A former peanut company executive was sentenced Monday to 28 years in prison — the stiffest punishment ever handed out to a producer in a foodborne illness case — for his role in a deadly salmonella outbreak that killed three elderly Minnesotans.
The outbreak in 2008 and 2009, which originated from a Georgia peanut plant, killed nine Americans altogether and sickened more than 700.
It also triggered one of the largest food recalls in U.S. history. Evidence against former Peanut Company of America owner Stewart Parnell showed he and other employees knowingly shipped tainted products.
Federal prosectors in Georgia had recommended life imprisonment for Parnell.
"I thought he got off a little light, and I would have liked to have seen more," said Louis Tousignant, whose father Clifford, from Duluth, died at age 78 after eating tainted peanut butter tied to the outbreak. "But hopefully this sentence is a statement to others who are running businesses."

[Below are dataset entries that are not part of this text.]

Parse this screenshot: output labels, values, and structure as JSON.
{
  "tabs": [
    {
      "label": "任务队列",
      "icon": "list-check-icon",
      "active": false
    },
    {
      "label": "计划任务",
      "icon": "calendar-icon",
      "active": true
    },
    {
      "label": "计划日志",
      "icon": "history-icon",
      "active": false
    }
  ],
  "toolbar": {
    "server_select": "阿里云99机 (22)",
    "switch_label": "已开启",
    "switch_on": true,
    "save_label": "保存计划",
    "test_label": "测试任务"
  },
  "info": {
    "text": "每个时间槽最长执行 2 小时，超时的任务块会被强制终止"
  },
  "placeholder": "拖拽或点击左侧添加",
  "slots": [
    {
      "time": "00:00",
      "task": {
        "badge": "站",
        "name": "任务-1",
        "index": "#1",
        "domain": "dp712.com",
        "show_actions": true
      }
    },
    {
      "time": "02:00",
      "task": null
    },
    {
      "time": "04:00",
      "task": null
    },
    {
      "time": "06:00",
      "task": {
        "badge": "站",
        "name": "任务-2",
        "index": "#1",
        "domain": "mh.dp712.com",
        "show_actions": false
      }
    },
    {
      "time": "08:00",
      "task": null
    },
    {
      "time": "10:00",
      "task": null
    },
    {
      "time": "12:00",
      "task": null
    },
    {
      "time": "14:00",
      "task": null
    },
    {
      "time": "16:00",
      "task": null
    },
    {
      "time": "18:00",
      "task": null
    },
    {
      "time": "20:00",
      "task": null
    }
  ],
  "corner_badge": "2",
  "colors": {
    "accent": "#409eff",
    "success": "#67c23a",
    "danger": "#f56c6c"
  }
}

Barbara Flatgard, whose 87-year-old mother, Doris Flatgard of Bergen, Minn., also died from the outbreak, concurred that U.S. District Court Judge W. Louis Sands' sentence should serve as a warning to food industry executives.
"If people are in the position Parnell was in, maybe they will make a different decision," Flatgard said. "He's got a lot of years to spend in jail, and it won't be easy for him."
Before he was sentenced, Parnell listened from his courtroom seat as nine victims testified about the terror and grief caused by peanut butter traced to the company's plant in southwest Georgia.